Some art tries to project or preserve beauty, as if it were an insect in amber. As if it were solely a matter of sensory proportions and relationships. But such features can fall on deaf ears or blind eyes. Beauty requires an audience open to its charms. And beyond that, an audience ready to reach toward those charms, welcoming and embracing the presence of something wonderful beyond itself. Beauty is performance and audience engaging, working together in mutual affirmation. Carole and I affirmed Norumbega that day as much as it affirmed us. Such a place is worthy of status as part of a national park, which it is—Acadia National Park.

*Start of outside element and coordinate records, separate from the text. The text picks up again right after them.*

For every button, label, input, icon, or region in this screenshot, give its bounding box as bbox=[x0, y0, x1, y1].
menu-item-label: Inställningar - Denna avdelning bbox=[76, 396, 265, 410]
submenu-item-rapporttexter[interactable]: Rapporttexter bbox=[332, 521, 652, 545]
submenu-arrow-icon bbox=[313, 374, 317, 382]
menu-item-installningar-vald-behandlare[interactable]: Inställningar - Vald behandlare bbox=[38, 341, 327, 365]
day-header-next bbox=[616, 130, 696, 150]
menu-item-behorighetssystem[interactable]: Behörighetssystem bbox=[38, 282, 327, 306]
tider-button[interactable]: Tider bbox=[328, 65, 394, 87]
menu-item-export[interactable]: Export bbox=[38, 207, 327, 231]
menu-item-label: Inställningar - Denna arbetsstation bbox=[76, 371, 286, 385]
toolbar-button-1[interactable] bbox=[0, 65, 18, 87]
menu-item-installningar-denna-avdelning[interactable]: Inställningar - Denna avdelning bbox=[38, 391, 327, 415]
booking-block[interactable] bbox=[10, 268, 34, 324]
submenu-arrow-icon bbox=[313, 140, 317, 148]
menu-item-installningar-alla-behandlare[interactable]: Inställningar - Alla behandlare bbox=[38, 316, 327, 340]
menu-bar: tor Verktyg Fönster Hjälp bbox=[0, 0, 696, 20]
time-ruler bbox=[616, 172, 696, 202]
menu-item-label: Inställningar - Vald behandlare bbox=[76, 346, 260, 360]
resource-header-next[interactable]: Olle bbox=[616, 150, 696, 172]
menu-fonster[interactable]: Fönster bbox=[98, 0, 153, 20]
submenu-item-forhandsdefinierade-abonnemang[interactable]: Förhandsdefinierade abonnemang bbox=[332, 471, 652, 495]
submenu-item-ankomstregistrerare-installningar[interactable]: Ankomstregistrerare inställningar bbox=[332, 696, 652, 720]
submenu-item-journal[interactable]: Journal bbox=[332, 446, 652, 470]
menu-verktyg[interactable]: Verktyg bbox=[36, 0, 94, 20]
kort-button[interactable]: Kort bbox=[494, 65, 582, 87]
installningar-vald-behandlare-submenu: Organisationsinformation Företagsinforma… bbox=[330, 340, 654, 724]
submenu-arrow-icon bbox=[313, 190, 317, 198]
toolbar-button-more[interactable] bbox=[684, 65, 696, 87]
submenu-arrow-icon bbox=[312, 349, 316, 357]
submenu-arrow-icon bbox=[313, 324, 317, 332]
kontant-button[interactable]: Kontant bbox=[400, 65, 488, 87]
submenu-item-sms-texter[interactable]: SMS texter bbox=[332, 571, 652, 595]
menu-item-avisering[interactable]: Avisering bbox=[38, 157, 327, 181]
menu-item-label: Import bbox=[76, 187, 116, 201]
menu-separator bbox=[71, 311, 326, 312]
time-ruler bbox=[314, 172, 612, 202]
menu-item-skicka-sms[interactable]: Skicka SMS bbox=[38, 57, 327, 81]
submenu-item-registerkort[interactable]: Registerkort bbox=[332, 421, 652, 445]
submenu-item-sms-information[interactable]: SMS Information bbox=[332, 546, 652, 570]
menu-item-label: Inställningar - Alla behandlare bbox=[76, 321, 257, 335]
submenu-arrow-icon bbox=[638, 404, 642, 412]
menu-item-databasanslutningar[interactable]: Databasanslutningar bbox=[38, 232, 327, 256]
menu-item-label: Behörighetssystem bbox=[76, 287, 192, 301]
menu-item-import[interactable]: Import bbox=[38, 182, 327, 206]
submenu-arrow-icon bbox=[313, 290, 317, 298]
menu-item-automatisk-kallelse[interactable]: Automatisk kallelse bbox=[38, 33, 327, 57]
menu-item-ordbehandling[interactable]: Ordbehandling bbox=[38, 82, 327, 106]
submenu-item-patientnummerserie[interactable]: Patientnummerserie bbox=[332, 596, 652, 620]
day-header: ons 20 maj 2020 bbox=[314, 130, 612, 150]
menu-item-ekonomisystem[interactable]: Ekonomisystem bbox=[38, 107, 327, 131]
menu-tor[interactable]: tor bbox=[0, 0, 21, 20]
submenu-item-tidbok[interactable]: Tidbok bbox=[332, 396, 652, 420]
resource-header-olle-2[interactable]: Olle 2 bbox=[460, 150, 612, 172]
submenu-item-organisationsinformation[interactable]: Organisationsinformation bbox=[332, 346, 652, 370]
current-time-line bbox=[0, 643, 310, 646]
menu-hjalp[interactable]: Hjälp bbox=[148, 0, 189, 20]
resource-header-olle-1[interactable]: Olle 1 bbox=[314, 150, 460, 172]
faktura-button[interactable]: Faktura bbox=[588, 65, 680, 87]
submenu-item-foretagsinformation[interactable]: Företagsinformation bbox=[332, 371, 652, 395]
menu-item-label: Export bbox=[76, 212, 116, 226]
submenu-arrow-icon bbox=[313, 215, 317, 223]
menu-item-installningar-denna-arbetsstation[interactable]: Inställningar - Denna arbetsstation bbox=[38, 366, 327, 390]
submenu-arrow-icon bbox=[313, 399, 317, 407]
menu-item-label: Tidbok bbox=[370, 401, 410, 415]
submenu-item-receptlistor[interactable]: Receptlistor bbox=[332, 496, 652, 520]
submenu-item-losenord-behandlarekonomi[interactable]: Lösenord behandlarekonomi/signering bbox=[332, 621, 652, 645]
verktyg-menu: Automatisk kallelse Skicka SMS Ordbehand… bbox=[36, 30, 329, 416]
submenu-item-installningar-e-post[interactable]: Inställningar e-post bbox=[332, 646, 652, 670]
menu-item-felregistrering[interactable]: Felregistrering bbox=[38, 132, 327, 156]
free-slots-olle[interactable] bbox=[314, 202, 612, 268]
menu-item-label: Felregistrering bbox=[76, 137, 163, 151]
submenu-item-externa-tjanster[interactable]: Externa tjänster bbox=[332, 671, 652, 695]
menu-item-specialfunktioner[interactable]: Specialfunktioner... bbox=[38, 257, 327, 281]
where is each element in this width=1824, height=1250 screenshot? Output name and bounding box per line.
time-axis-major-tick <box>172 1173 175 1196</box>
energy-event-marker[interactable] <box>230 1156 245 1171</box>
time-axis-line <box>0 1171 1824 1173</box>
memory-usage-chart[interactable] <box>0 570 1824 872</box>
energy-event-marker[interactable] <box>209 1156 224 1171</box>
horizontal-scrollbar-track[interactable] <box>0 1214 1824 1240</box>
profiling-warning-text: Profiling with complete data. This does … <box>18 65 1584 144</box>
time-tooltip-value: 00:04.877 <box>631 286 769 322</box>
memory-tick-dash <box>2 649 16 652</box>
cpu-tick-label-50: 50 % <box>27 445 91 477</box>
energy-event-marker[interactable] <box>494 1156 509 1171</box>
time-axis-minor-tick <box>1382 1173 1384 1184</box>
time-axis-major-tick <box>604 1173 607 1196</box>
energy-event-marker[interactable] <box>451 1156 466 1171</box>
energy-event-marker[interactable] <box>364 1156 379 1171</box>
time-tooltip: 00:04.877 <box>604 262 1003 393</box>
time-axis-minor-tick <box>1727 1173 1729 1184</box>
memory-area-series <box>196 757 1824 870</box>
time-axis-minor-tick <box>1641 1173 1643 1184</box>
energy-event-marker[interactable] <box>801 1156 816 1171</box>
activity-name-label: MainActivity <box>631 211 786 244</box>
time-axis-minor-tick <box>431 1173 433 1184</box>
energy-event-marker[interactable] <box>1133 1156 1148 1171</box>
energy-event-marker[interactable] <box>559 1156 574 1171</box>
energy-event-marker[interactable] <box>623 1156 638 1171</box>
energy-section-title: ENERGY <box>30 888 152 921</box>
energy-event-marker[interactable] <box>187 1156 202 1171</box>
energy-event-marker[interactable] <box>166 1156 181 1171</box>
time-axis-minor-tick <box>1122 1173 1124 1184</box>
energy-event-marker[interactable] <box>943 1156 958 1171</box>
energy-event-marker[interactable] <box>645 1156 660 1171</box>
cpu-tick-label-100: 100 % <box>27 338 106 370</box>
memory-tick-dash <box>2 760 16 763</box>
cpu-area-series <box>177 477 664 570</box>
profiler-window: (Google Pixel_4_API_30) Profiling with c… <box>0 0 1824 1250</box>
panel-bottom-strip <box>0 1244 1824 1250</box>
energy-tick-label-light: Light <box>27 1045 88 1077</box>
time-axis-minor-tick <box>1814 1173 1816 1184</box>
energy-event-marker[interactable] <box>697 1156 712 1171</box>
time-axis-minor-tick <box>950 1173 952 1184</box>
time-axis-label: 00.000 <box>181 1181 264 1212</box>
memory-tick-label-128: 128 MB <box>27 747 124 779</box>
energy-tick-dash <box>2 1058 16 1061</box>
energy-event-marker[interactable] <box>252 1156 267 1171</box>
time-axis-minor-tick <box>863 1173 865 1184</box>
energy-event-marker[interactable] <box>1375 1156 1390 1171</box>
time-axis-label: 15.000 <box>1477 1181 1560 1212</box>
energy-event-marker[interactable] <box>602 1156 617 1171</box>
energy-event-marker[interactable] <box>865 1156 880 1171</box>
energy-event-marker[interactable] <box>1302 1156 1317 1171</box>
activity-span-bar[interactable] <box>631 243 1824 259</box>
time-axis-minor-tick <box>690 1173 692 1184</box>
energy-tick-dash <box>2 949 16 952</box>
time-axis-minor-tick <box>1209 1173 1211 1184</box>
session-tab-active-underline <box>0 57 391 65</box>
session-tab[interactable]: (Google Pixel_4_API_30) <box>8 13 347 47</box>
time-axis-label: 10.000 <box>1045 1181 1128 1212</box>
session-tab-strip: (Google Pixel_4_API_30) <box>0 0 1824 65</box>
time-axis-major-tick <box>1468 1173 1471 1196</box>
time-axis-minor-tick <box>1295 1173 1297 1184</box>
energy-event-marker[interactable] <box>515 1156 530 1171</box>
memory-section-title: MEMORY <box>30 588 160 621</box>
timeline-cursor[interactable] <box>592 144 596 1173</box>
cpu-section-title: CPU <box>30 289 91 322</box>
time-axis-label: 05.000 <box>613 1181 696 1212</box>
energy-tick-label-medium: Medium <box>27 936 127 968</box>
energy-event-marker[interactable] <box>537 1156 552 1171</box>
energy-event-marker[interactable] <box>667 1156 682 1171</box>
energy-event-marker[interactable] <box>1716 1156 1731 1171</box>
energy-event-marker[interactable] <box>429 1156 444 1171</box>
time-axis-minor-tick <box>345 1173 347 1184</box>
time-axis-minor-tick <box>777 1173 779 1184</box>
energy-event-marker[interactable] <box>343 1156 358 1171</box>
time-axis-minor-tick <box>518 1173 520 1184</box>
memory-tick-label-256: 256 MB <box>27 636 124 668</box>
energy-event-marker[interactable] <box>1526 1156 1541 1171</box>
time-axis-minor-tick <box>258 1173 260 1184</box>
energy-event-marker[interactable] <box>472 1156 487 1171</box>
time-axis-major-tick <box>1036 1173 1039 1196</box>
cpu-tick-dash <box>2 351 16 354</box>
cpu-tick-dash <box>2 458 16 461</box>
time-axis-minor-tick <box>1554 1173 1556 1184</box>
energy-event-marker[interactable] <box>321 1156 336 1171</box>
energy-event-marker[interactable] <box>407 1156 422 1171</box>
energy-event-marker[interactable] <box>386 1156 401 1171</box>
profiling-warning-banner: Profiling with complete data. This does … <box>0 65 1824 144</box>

Beauty, in other words, is situational. That is, it emerges within consciousness as one aspect of the ongoing relationship between self and world. It is neither a property of that world nor of the self, but is an aspect of the flow between them, the perceptual give and take forming the basis of the primal loop of experience. Experience arises from expectations cast onto the world through active behaviors, and from the feedback those expectant behaviors stir up and redirect from the world to the actor-become-perceiver. Consciousness is privy to the flow coursing through itself, which betokens a world without being of such a world.

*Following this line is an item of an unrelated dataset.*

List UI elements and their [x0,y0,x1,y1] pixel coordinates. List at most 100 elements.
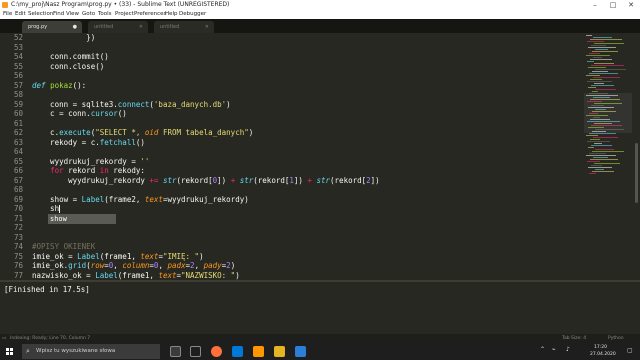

Like beauty, consciousness itself is situational, emerging from the interaction between perceiver and the perceived. Either self or world may incite the interaction, but once begun, both are active participants. As long as the engagement lasts, beauty endures, rekindling itself. Here is long-term stimulation of cells in the hippocampus, enabling memory of the occasion to be laid down. That is beauty’s power, and why we have such a hard time defining it. It is that which enables memory, right up there with fear, anger, and jubilation. All of which set nerve cells firing in concert and brain waves humming, integrating consciousness so it is not at sixes and sevens as it often is in lives full of distractions.
Yes, that sounds right: beauty is memorable because it enables the process of laying down memories. That’s why I remember one figure standing next to me on a subway platform in Times Square 56 years ago (see Reflection 41: Christmas Tree). And hiking Norumbega with Carole one winter Sunday seven years ago. My brain is made to remember such events. Memory is not incidental to beauty, it is its essence. Unmemorable experiences fall away like chaff from the wheat. Beauty discovered deserves better. And sees to its own preservation. Just as other strong feelings do.
This is beautiful! Better remember it, it may have survival applications. The future is built on what we retain from the past. All else is unworthy of retention. Beauty is no frill. A life lived in search of beauty is an exemplary life.